The Corn Maiden and Other Nightmares by Joyce Carol Oates
My rating: 4 of 5 stars
I picked up this volume on a whim and fell in love. It’s been years, well to be honest, decades since I first read Joyce Carol Oates’ stories. They were assigned in college, as I recall, and perhaps for that reason, I didn’t click with them. I was aware that her interests had become more gothic, more horrific over the years. Similarly, I realized in my middle age that it was OK to read beyond the prim and proper confines of literary fiction, that my soul was not in danger if I strayed toward more lurid tales of genre literature, that is stories where something actually happens. So I was prepped but not prepared to encounter these “nightmares.” Her language is acute, her perspective unflinching. These are stories where bad stuff happens and the narrative does not fade to black or turn away when it does.

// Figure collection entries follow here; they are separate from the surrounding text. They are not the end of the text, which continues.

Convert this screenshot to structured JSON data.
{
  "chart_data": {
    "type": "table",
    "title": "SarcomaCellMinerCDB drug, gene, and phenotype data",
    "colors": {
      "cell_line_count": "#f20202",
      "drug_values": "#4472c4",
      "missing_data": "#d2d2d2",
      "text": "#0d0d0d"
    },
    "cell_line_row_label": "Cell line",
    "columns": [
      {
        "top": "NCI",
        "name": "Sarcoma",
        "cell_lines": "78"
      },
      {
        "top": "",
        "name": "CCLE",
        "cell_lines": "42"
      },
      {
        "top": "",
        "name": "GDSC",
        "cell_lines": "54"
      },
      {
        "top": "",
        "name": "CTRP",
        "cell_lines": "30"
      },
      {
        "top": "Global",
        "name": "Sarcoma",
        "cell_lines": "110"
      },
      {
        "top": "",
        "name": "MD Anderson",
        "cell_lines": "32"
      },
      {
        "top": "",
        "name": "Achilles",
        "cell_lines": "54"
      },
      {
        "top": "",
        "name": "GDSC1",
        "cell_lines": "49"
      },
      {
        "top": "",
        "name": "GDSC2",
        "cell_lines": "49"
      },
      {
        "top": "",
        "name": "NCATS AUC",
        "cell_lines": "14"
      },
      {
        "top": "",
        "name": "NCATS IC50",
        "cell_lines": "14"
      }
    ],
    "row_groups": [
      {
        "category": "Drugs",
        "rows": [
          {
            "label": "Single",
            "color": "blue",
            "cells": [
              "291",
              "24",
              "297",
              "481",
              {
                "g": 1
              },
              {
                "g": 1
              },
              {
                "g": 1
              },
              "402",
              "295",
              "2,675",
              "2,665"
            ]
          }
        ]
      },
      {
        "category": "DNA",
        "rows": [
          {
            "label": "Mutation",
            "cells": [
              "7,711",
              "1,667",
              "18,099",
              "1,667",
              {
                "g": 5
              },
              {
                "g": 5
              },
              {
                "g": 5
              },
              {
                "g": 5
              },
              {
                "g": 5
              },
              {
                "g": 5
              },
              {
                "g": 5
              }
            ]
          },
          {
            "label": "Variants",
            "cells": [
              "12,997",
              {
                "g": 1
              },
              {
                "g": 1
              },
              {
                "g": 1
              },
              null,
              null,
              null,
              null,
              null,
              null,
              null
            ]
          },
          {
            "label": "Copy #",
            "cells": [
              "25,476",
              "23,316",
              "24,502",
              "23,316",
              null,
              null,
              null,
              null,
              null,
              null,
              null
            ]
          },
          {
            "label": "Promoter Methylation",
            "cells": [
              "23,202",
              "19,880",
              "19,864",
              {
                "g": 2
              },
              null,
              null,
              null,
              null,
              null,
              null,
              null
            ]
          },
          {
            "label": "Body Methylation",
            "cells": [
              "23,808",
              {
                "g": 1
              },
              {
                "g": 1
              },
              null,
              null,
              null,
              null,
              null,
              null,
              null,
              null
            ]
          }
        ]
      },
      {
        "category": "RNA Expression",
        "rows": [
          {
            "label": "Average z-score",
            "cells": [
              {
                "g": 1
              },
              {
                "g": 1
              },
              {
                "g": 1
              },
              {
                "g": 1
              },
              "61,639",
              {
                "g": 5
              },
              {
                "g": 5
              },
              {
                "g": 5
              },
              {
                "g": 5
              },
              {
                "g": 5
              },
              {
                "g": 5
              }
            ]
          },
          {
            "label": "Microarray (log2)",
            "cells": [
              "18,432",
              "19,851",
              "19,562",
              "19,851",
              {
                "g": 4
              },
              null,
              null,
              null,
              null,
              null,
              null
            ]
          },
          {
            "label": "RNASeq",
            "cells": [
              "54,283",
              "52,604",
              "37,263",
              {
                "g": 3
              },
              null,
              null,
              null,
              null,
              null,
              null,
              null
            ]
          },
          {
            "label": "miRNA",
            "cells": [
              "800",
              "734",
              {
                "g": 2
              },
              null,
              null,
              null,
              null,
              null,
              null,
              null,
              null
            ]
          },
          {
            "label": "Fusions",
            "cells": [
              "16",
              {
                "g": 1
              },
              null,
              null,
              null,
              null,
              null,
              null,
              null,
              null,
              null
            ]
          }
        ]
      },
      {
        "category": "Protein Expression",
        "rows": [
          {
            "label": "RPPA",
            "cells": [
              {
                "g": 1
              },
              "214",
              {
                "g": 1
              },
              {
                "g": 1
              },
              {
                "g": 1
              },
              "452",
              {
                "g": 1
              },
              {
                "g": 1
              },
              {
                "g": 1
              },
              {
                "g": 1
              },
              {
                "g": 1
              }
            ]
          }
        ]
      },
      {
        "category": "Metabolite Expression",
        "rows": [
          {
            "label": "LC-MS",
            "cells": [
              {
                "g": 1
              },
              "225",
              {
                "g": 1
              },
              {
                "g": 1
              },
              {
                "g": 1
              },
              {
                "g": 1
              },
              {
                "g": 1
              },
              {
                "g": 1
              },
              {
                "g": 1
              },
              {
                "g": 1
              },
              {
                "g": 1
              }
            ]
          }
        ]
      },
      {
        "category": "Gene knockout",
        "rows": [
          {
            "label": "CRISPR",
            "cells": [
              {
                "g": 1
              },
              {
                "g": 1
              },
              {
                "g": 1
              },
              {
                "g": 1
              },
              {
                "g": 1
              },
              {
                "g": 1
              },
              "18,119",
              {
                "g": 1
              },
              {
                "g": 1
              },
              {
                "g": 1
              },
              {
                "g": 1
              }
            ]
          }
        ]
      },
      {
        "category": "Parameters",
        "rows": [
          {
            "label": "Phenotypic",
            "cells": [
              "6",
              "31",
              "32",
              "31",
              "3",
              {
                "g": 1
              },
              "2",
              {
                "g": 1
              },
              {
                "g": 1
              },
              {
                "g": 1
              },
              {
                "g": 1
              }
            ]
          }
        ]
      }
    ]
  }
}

Yet not only bad things happen. I hesitate to use the belabored term “redemption” but dammit a kind of redemption occurs, for instance, after the bleak horrors of the title novella. There are touches of grace in the other tales too, sometimes very light. And let me also praise the fact that these are stories, not the easier to sell commercial novels so prevalent. The selection let me live a half dozen lives in the course of this volume, perhaps not lives I would choose for myself but then, do we always get to choose our lives? Tonight, I stopped at the library and discovered two and a half full shelves devoted to the works of Joyce Carol Oates, many of which are story collections. My new found love affair need not end soon.